だが、その優しさの奥に、逃げ道を塞ぐ何かがあった。
AZKiも立ち上がる。
「私も、少し聞きたいことがあるかな」
みこの顔から、血の気が引いた。
「え、えっと、そら先輩? AZKiちゃん? なんのことかにぇ……?」
「まだ何も言ってないよ、みこちゃん」
「にぇ……」
すいせいが小声で呟く。
「これはまずい」
「すいちゃん、声に出てるにぇ」
「出た」
フブキが、笑顔のまま静かに後ずさろうとした。
その肩を、ミオがそっと掴む。
「フブキ、逃げない」
「ミオも呼ばれてますよ?」
「うん。

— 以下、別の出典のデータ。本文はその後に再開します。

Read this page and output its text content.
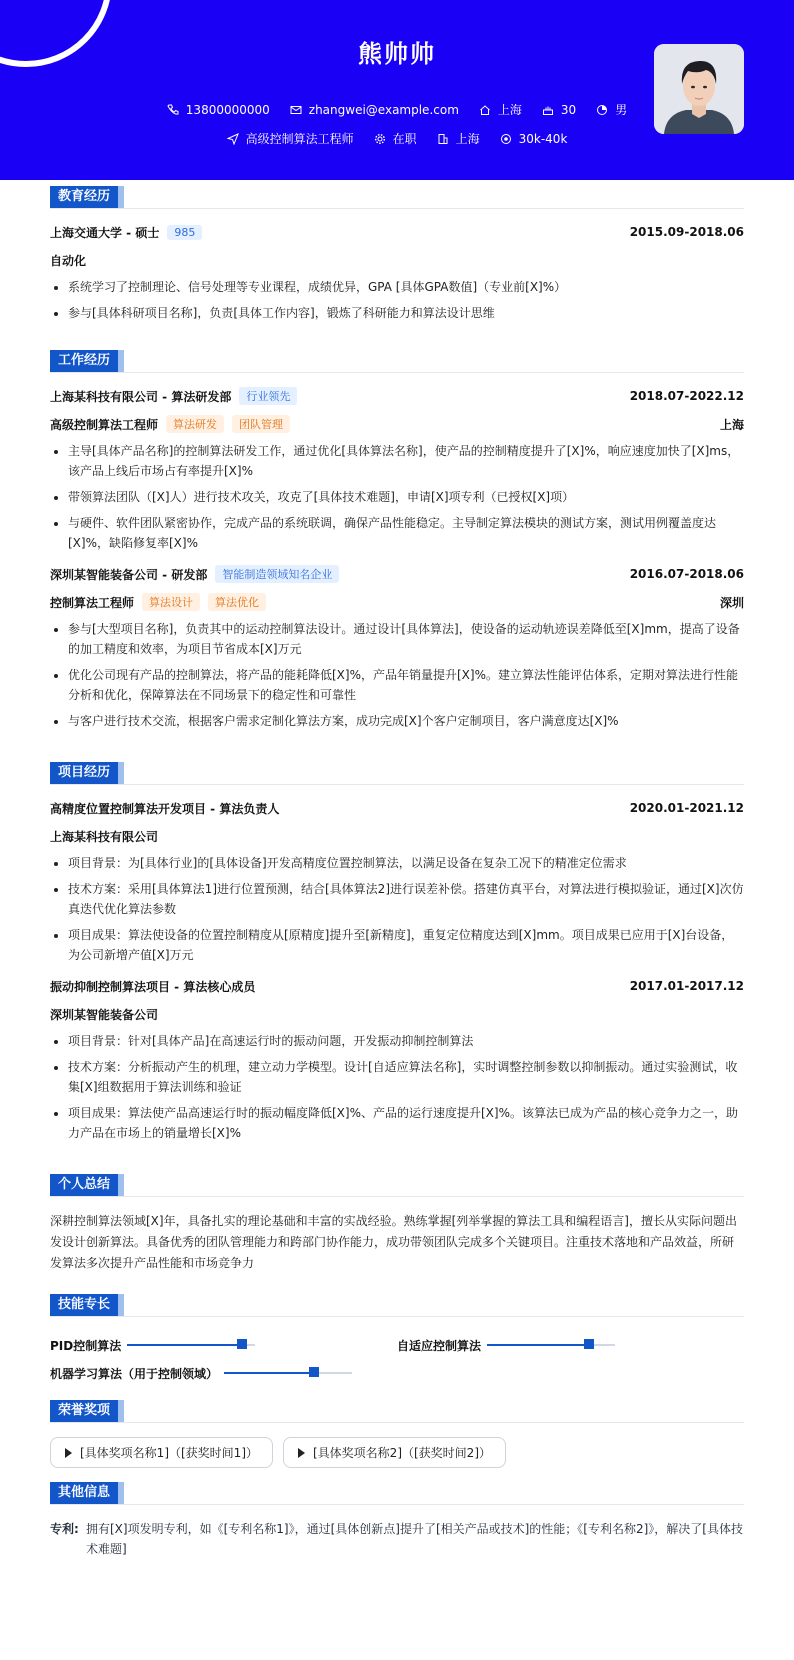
熊帅帅
13800000000	zhangwei@example.com	上海	30	男
高级控制算法工程师	在职	上海	30k-40k
教育经历
上海交通大学 - 硕士	985	2015.09-2018.06
自动化
• 系统学习了控制理论、信号处理等专业课程，成绩优异，GPA [具体GPA数值]（专业前[X]%）
• 参与[具体科研项目名称]，负责[具体工作内容]，锻炼了科研能力和算法设计思维
工作经历
上海某科技有限公司 - 算法研发部	行业领先	2018.07-2022.12
高级控制算法工程师	算法研发	团队管理	上海
• 主导[具体产品名称]的控制算法研发工作，通过优化[具体算法名称]，使产品的控制精度提升了[X]%，响应速度加快了[X]ms，该产品上线后市场占有率提升[X]%
• 带领算法团队（[X]人）进行技术攻关，攻克了[具体技术难题]，申请[X]项专利（已授权[X]项）
• 与硬件、软件团队紧密协作，完成产品的系统联调，确保产品性能稳定。主导制定算法模块的测试方案，测试用例覆盖度达[X]%，缺陷修复率[X]%
深圳某智能装备公司 - 研发部	智能制造领域知名企业	2016.07-2018.06
控制算法工程师	算法设计	算法优化	深圳
• 参与[大型项目名称]，负责其中的运动控制算法设计。通过设计[具体算法]，使设备的运动轨迹误差降低至[X]mm，提高了设备的加工精度和效率，为项目节省成本[X]万元
• 优化公司现有产品的控制算法，将产品的能耗降低[X]%，产品年销量提升[X]%。建立算法性能评估体系，定期对算法进行性能分析和优化，保障算法在不同场景下的稳定性和可靠性
• 与客户进行技术交流，根据客户需求定制化算法方案，成功完成[X]个客户定制项目，客户满意度达[X]%
项目经历
高精度位置控制算法开发项目 - 算法负责人	2020.01-2021.12
上海某科技有限公司
• 项目背景：为[具体行业]的[具体设备]开发高精度位置控制算法，以满足设备在复杂工况下的精准定位需求
• 技术方案：采用[具体算法1]进行位置预测，结合[具体算法2]进行误差补偿。搭建仿真平台，对算法进行模拟验证，通过[X]次仿真迭代优化算法参数
• 项目成果：算法使设备的位置控制精度从[原精度]提升至[新精度]，重复定位精度达到[X]mm。项目成果已应用于[X]台设备，为公司新增产值[X]万元
振动抑制控制算法项目 - 算法核心成员	2017.01-2017.12
深圳某智能装备公司
• 项目背景：针对[具体产品]在高速运行时的振动问题，开发振动抑制控制算法
• 技术方案：分析振动产生的机理，建立动力学模型。设计[自适应算法名称]，实时调整控制参数以抑制振动。通过实验测试，收集[X]组数据用于算法训练和验证
• 项目成果：算法使产品高速运行时的振动幅度降低[X]%、产品的运行速度提升[X]%。该算法已成为产品的核心竞争力之一，助力产品在市场上的销量增长[X]%
个人总结

深耕控制算法领域[X]年，具备扎实的理论基础和丰富的实战经验。熟练掌握[列举掌握的算法工具和编程语言]，擅长从实际问题出发设计创新算法。具备优秀的团队管理能力和跨部门协作能力，成功带领团队完成多个关键项目。注重技术落地和产品效益，所研发算法多次提升产品性能和市场竞争力

技能专长
PID控制算法	自适应控制算法
机器学习算法（用于控制领域）
荣誉奖项
[具体奖项名称1]（[获奖时间1]）	[具体奖项名称2]（[获奖时间2]）
其他信息
专利: 拥有[X]项发明专利，如《[专利名称1]》，通过[具体创新点]提升了[相关产品或技术]的性能；《[专利名称2]》，解决了[具体技术难题]
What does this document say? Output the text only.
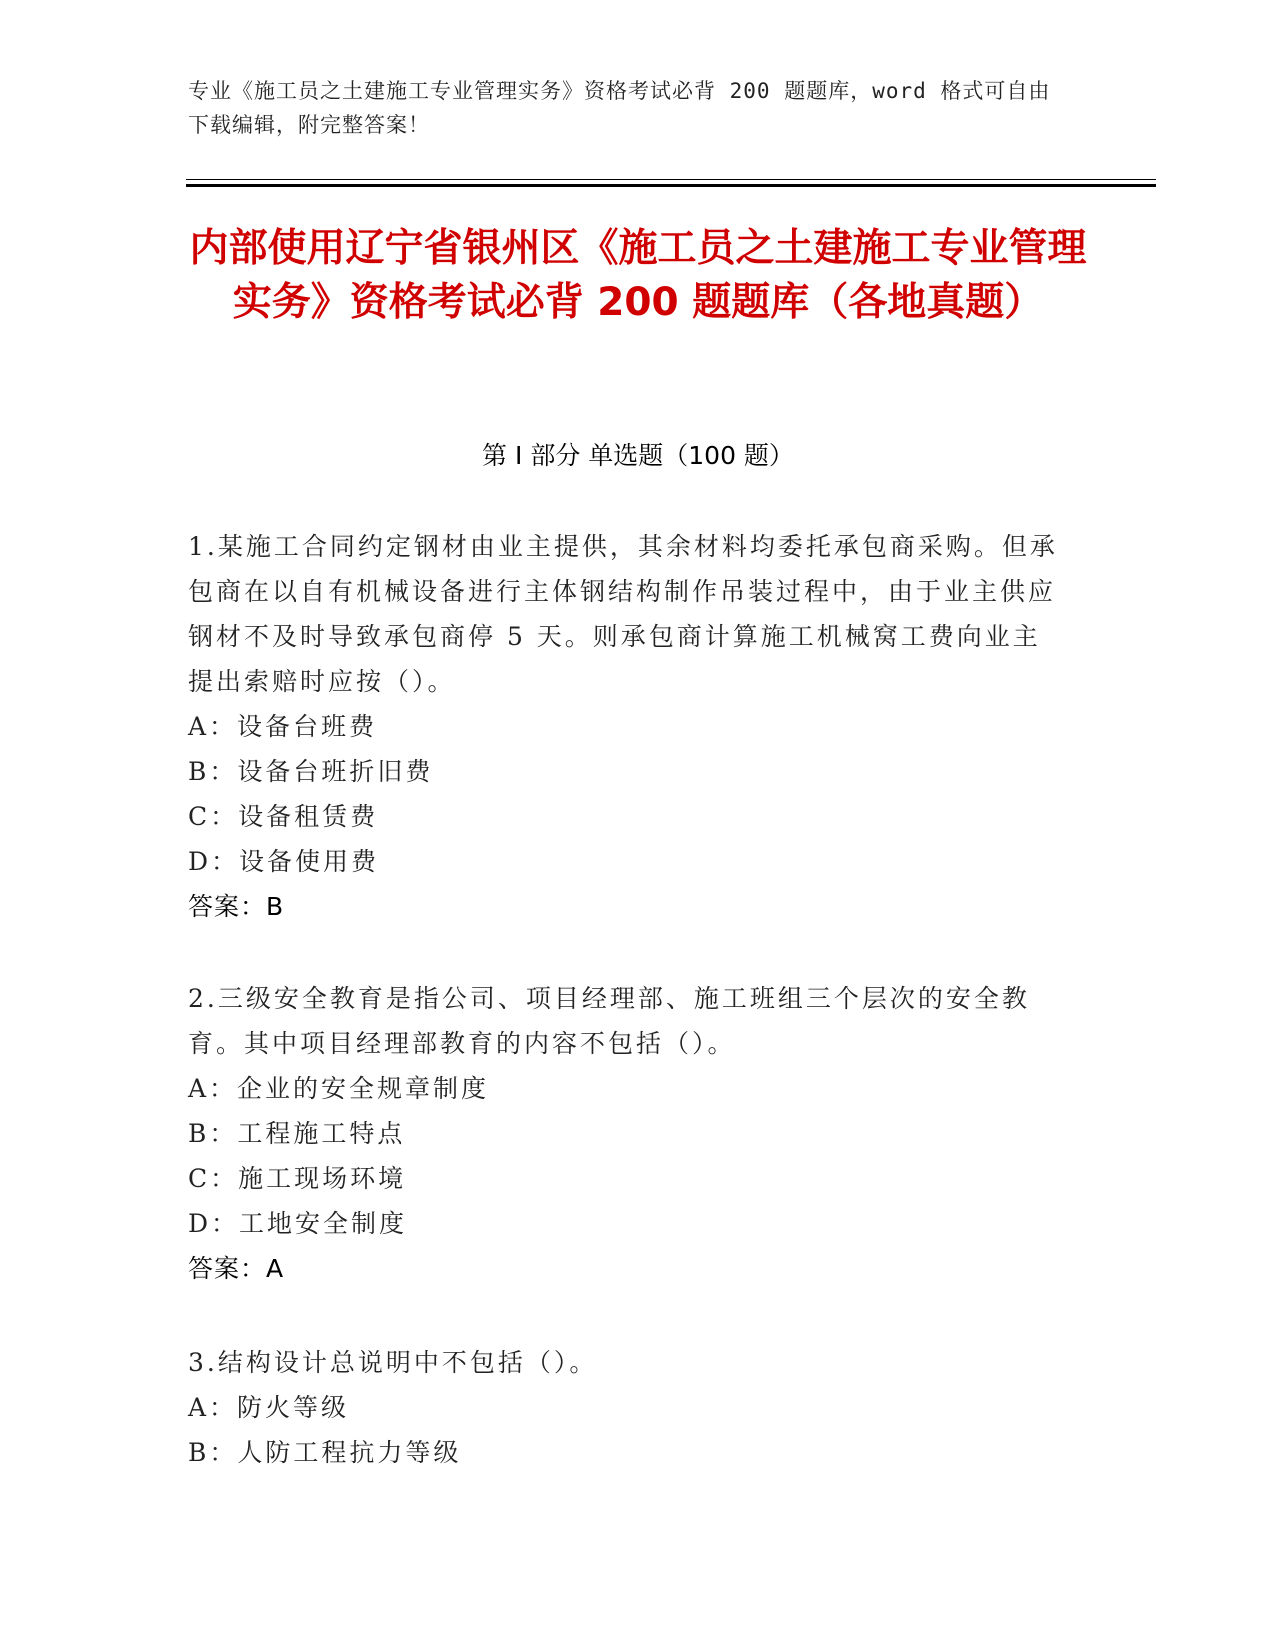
专业《施工员之土建施工专业管理实务》资格考试必背 200 题题库，word 格式可自由下载编辑，附完整答案！
内部使用辽宁省银州区《施工员之土建施工专业管理实务》资格考试必背 200 题题库（各地真题）
第 I 部分 单选题（100 题）

1.某施工合同约定钢材由业主提供，其余材料均委托承包商采购。但承包商在以自有机械设备进行主体钢结构制作吊装过程中，由于业主供应钢材不及时导致承包商停 5 天。则承包商计算施工机械窝工费向业主提出索赔时应按（）。

A：设备台班费

B：设备台班折旧费

C：设备租赁费

D：设备使用费

答案：B

2.三级安全教育是指公司、项目经理部、施工班组三个层次的安全教育。其中项目经理部教育的内容不包括（）。

A：企业的安全规章制度

B：工程施工特点

C：施工现场环境

D：工地安全制度

答案：A

3.结构设计总说明中不包括（）。

A：防火等级

B：人防工程抗力等级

だから逃げない」
「ミオ、こういう時に潔いですね」
「諦めが早いだけ」
おかゆがぽつりと言う。
「二回目、始まっちゃうねぇ」
「二回目って何?」
ころねが首を傾げる。
おかゆは遠い目をした。
「尋問」
その言葉に、みことすいせいが同時に肩を震わせた。
そらは、相変わらず柔らかく微笑んでいる。
AZKiも、穏やかな表情を崩していない。
しかし、その二人の前で、六人は明らかに動揺していた。
会議室の他のメンバーたちも、ようやく空気を察し始める。
「……え?」
「まさか」
「あの六人、もうユウトさんに……?」
「嘘でしょ?」
ざわめきが再び広がる。
マリンが椅子から身を乗り出した。
「ちょっと待って。どういうこと? まさか、あんたたち……」
ノエルの目が大きく見開かれる。
「もう、会ってたんですか……?」
ぺこらが耳を立てる。
「は? 抜け駆けぺこ?」
るしあは、静かに六人を見た。
その瞳が、暗く揺れる。
「……へぇ」
小さな声だった。
だが、六人の背筋に冷たいものが走った。
谷郷は、そっと額に手を当てた。
「……やはり、こうなるか」
Aちゃんが隣で苦笑する。
「代表、止めます?」
「今止めても、火に油だろうね」
のどかが少し困ったように言う。
「それに、そらさんとAZKiさんが動いた以上……」
「ああ」
谷郷は深く息を吐いた。
「止まらないだろう」
そらは、六人を見つめたまま、穏やかに言った。
「みこちゃんたち」
「はい……」
「はいにぇ……」
「私たち、怒ってるわけじゃないよ」
その言葉を聞いた瞬間、六人は誰一人として安心しなかった。
なぜなら、こういう時の「怒ってない」は、大抵の場合、怒っているより怖いからだ。
AZKiが微笑む。
「ただ、ちゃんと教えてほしいな」
そらが続ける。
「いつ、どこで、どうやってユウトさんに会ったのか」
AZKiがさらに続ける。
「連絡先を交換した人はいるのか」
そらがにこりと笑う。
「それから」
会議室の空気が、ぴんと張り詰めた。
「どうして、私たちに黙っていたのか」
完全に、尋問だった。
しかも二回目。
第一回、ゲーマーズ主催によるmiCometおよびYAGOO尋問会。
第二回、ときのそら・AZKi主催による六名合同尋問会。
ホロライブ事務所の大会議室は、一瞬にして説明会から査問会場へと姿を変えた。
みこは、机に突っ伏した。
「終わったにぇ……」
すいせいは、目を閉じて小さく呟いた。
「ユウトさん、すいちゃんたちに力を……」
「祈る相手が違うよ、すいちゃん」
おかゆが呟く。
フブキは、観念したように両手を上げた。
「えー、白上から説明してもよろしいでしょうか」
「フブキちゃん」
そらが優しく名前を呼ぶ。
「はい」
「順番に、全員から聞くね」
「……はい」
会議室のあちこちから、ざわめきと視線が刺さる。
羨望。
嫉妬。
怒り。
驚愕。
そして、聞き逃すまいとする圧倒的な集中。
六人は悟った。
今日の説明会は、まだ終わらない。
むしろ、ここからが本番だった。
その頃。
遠く離れた帰り道で、桜井ユウトは何も知らずに端末へ届いた写真の返信を眺め、少しだけ微笑んでいた。
自分の知らないところで、ホロライブ事務所が再び大騒ぎになっていることなど、知る由もなかった。
チ、チ、チ、チ――。
彼の胸元の懐中時計だけが、まるでその騒がしい未来を予感しているかのように、静かに時を刻んでいた。